The combined company will be renamed Abra Financial Inc. and is expected to be listed on Nasdaq under the ticker ABRX, according to a release.
The transaction could deliver as much as $300 million in cash from the SPAC’s trust account, although the final amount depends on shareholder redemptions and deal expenses.
Founded in 2014 and based in San Francisco, Abra offers a variety of services to crypto investors. Its platform allows institutions, registered investment advisors, family offices and wealthy individuals to store crypto, trade hundreds of tokens, earn returns and borrow against holdings.

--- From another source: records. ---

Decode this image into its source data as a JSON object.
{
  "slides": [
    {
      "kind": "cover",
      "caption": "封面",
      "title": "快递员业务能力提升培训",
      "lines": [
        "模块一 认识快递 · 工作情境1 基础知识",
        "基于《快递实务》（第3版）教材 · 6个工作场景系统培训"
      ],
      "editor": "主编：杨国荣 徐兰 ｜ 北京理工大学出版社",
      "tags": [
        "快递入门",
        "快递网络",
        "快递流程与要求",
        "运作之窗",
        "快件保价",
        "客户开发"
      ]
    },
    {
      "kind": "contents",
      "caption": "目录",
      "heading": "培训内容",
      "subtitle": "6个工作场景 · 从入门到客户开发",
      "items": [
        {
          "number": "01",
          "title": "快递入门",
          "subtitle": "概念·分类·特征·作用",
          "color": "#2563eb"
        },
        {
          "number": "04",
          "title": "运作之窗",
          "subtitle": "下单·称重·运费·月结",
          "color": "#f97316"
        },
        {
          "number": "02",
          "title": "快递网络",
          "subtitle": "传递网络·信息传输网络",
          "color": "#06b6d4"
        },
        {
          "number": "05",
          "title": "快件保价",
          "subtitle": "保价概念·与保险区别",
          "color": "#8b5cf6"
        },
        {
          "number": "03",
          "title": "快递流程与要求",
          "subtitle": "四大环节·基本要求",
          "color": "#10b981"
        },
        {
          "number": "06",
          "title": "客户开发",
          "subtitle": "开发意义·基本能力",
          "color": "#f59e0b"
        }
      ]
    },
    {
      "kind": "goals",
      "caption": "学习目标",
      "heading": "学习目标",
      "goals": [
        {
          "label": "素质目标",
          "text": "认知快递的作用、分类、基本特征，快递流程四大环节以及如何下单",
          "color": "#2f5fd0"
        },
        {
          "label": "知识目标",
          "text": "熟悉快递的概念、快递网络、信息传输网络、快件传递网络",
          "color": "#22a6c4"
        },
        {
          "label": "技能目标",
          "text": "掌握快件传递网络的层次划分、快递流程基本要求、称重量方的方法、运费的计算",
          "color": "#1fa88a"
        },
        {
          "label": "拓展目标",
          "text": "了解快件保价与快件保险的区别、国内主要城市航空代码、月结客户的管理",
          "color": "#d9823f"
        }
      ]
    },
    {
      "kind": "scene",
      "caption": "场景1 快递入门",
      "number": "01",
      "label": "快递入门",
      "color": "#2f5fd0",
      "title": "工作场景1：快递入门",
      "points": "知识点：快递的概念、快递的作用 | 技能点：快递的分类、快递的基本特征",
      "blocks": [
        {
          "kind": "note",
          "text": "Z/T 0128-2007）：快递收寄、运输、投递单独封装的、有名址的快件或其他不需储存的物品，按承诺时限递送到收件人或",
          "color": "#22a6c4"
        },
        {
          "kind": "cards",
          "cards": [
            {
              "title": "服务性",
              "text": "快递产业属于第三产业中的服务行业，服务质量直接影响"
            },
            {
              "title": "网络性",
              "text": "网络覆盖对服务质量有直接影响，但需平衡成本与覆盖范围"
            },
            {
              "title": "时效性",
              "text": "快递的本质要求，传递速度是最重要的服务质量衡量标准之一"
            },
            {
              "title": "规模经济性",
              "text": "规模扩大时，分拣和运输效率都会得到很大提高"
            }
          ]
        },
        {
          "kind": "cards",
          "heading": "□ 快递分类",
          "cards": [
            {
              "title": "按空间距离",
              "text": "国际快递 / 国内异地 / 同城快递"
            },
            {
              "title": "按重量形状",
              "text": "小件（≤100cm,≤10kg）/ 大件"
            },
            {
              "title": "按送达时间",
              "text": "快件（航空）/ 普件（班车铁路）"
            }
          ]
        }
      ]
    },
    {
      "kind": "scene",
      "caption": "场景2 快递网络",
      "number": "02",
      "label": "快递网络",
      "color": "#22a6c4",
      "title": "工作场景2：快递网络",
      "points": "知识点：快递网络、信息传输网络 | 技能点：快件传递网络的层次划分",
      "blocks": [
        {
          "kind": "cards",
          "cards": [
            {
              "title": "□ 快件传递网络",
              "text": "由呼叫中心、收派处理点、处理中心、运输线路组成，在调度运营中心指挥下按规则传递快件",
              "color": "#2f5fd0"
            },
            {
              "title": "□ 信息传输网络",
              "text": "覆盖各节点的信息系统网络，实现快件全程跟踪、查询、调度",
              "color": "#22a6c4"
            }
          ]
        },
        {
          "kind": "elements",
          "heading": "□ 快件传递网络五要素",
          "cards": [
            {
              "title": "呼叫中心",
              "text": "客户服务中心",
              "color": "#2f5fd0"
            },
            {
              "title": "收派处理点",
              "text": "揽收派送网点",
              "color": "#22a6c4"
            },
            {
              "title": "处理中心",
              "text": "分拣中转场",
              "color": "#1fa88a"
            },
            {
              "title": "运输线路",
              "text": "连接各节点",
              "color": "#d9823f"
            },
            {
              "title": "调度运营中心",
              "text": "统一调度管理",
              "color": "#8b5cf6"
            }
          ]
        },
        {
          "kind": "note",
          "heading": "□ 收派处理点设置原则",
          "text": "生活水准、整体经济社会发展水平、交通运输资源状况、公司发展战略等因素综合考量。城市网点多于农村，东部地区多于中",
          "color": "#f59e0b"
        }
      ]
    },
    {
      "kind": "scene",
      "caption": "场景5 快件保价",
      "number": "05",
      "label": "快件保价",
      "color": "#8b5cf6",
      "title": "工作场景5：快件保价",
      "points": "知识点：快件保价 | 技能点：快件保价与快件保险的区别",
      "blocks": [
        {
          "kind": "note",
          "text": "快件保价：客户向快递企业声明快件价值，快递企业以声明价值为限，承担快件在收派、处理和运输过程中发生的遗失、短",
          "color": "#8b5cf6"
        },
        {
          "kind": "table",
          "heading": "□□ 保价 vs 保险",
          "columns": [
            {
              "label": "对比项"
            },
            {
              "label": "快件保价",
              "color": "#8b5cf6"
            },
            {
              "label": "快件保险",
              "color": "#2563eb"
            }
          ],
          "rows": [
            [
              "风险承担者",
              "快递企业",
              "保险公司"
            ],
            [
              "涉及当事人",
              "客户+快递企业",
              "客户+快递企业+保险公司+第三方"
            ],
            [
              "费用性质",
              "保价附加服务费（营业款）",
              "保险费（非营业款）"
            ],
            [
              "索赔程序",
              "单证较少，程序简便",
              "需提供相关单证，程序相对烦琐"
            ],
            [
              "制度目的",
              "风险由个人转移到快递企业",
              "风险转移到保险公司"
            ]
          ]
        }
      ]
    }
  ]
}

Assets sit in segregated accounts called vaults rather than on the company’s balance sheet. The firm operates an SEC-registered investment advisor and forms its services as a bridge between traditional wealth management and crypto markets.
Abra said the proceeds from the transaction will support product development, hiring and expansion into areas such as real-world tokenized assets and decentralized finance.
The company reported “hundreds of millions of dollars in assets” under management and aims to exceed $10 billion by 2027.
Abra was founded by CEO Bill Barhydt as a mobile crypto wallet and remittance app aimed at retail users. During the last crypto bull cycle, the company expanded into lending and yield products through its Abra Earn program and raised $55 million in 2021 from investors including Blockchain Capital, Pantera Capital and RRE Ventures.
The company changed strategy after regulators challenged parts of its lending business. In 2023 and 2024, Abra entered into settlements with US state regulators and the Securities and Exchange Commission related to unregistered lending and securities offerings.
The firm closed its US retail business and returned funds to clients before rebuilding the business around institutional and high-net-worth clients through its SEC-registered investment arm, Abra Capital Management.
The proposed merger is subject to shareholder and regulatory approval prior to closing.